Hey, how you doing? I accidentally destroyed my porno collection (in a tragic and traumatic fashion) and need some money to replace it. It's a cold world and I can't really function in it without murdering millions of knuckle babies daily. I need some type of aid & supplies and that costs money. Can I get a loan to purchase some new ding-ding movies and partake in some professional phone boning sessions?

Thanks in advance,

Freaky Deaky

Thoughts of a Southern gal said...

LOL @ Freaky.

Isn't Big Chips with child?

Some people have no shame. Let her know you don't have money to lend out to anyone and she can save herself from asking you.

She saw your new car and a lightbulb went off in her head. LOL

Ladynay said...

Dear Freaky,

Hell no.



Southern, Nah Slim Shady is the preggo coworker. Big Chips is the one that lies all the time and asks me for large amounts of money periodically.

Like I told some folks before. Me having Mia means I have a car note to tend to every month so I have even less money! LOL

AR Gal said...

Southerngal I was thinking the same thing!

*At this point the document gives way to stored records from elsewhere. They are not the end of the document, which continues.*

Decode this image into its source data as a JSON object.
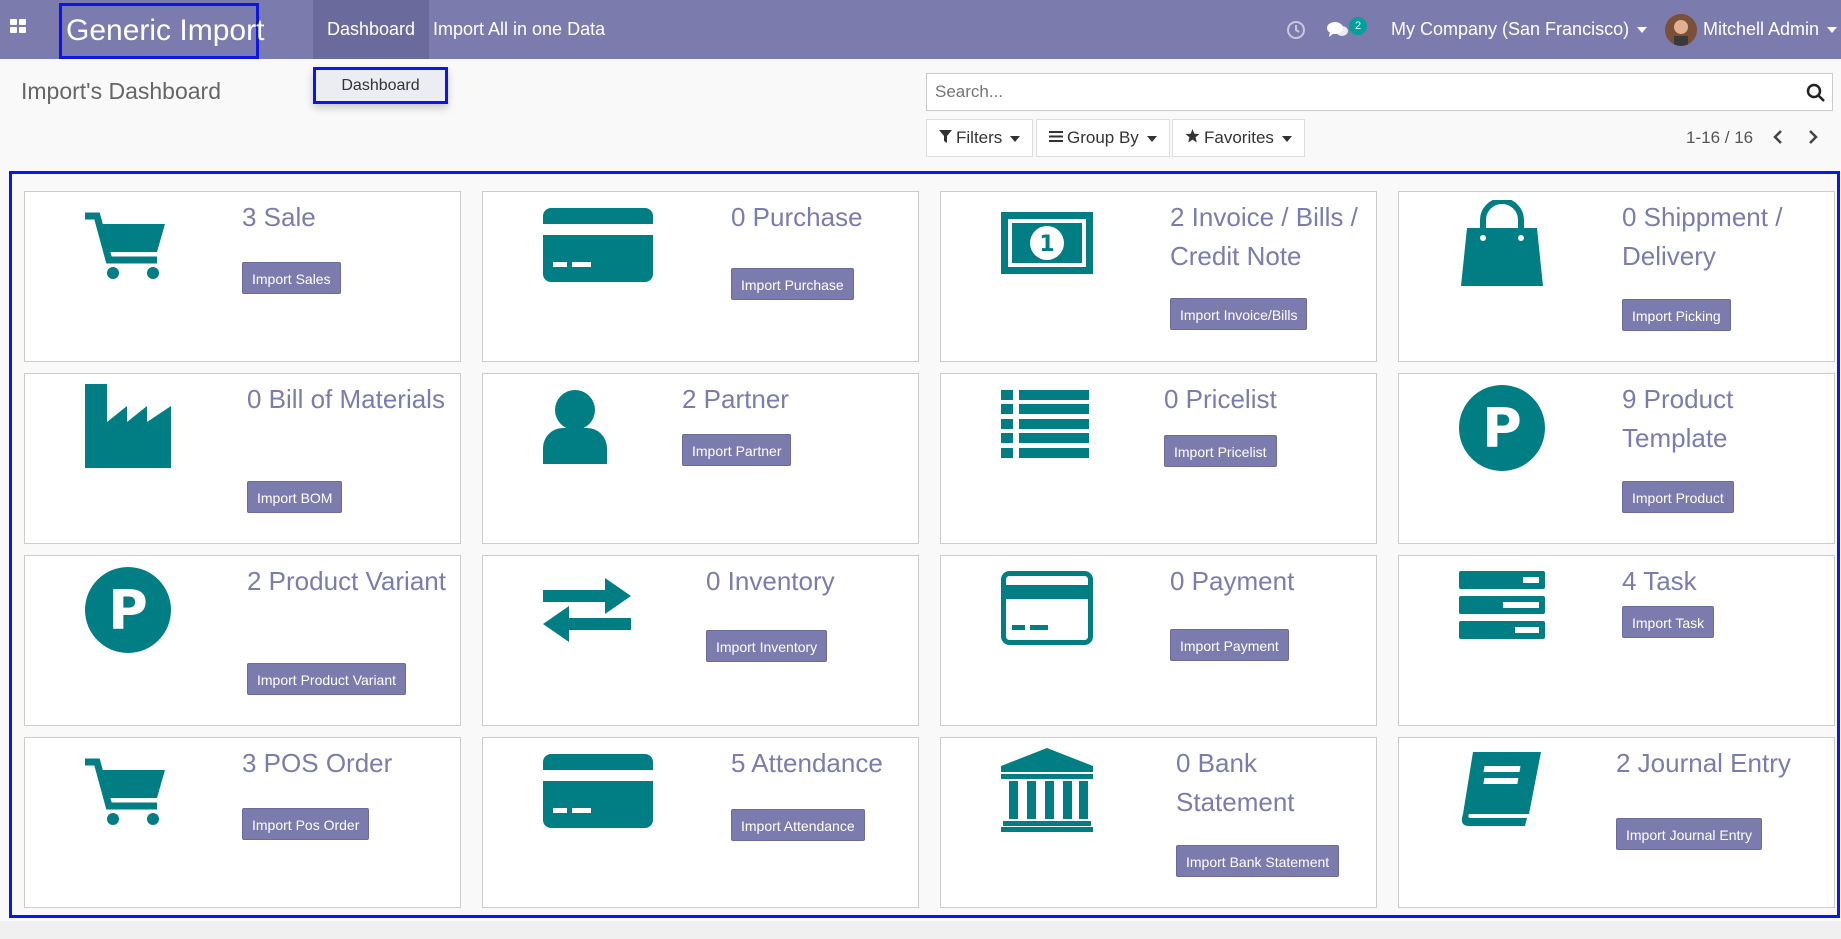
{
  "navbar": {
    "brand": "Generic Import",
    "menu": [
      "Dashboard",
      "Import All in one Data"
    ],
    "messages_count": "2",
    "company": "My Company (San Francisco)",
    "user": "Mitchell Admin",
    "color": "#7c7bad"
  },
  "dropdown": {
    "item": "Dashboard"
  },
  "control_panel": {
    "title": "Import's Dashboard",
    "search_placeholder": "Search...",
    "filters": "Filters",
    "group_by": "Group By",
    "favorites": "Favorites",
    "pager": "1-16 / 16"
  },
  "cards": [
    {
      "title": "3 Sale",
      "button": "Import Sales",
      "icon": "shopping-cart-icon"
    },
    {
      "title": "0 Purchase",
      "button": "Import Purchase",
      "icon": "credit-card-icon"
    },
    {
      "title": "2 Invoice / Bills / Credit Note",
      "button": "Import Invoice/Bills",
      "icon": "money-bill-icon"
    },
    {
      "title": "0 Shippment / Delivery",
      "button": "Import Picking",
      "icon": "shopping-bag-icon"
    },
    {
      "title": "0 Bill of Materials",
      "button": "Import BOM",
      "icon": "industry-icon"
    },
    {
      "title": "2 Partner",
      "button": "Import Partner",
      "icon": "user-icon"
    },
    {
      "title": "0 Pricelist",
      "button": "Import Pricelist",
      "icon": "list-icon"
    },
    {
      "title": "9 Product Template",
      "button": "Import Product",
      "icon": "product-p-icon"
    },
    {
      "title": "2 Product Variant",
      "button": "Import Product Variant",
      "icon": "product-p-icon"
    },
    {
      "title": "0 Inventory",
      "button": "Import Inventory",
      "icon": "exchange-arrows-icon"
    },
    {
      "title": "0 Payment",
      "button": "Import Payment",
      "icon": "payment-card-icon"
    },
    {
      "title": "4 Task",
      "button": "Import Task",
      "icon": "tasks-icon"
    },
    {
      "title": "3 POS Order",
      "button": "Import Pos Order",
      "icon": "shopping-cart-icon"
    },
    {
      "title": "5 Attendance",
      "button": "Import Attendance",
      "icon": "credit-card-icon"
    },
    {
      "title": "0 Bank Statement",
      "button": "Import Bank Statement",
      "icon": "bank-icon"
    },
    {
      "title": "2 Journal Entry",
      "button": "Import Journal Entry",
      "icon": "book-icon"
    }
  ],
  "colors": {
    "icon": "#017e84",
    "accent": "#7c7bad",
    "highlight": "#0a17e6"
  }
}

Doesn't she know you have another bill to pay now? UGH! Folks really kill me. Please tell her to get somewhere and sit the hell down.

Kasandra said...

Damn she is really big of herself!!! I couldn't even ask my MOTHER for large amounts of money, let alone a...a.....a co-worker!!!??? WTF? I think you really need to give her a reality check fo reals!!!

Ladynay said...

Can't say it like that Argal! LOL

Kasandra, this isn't the first time and I'll find a way to tell her I can't help her that way.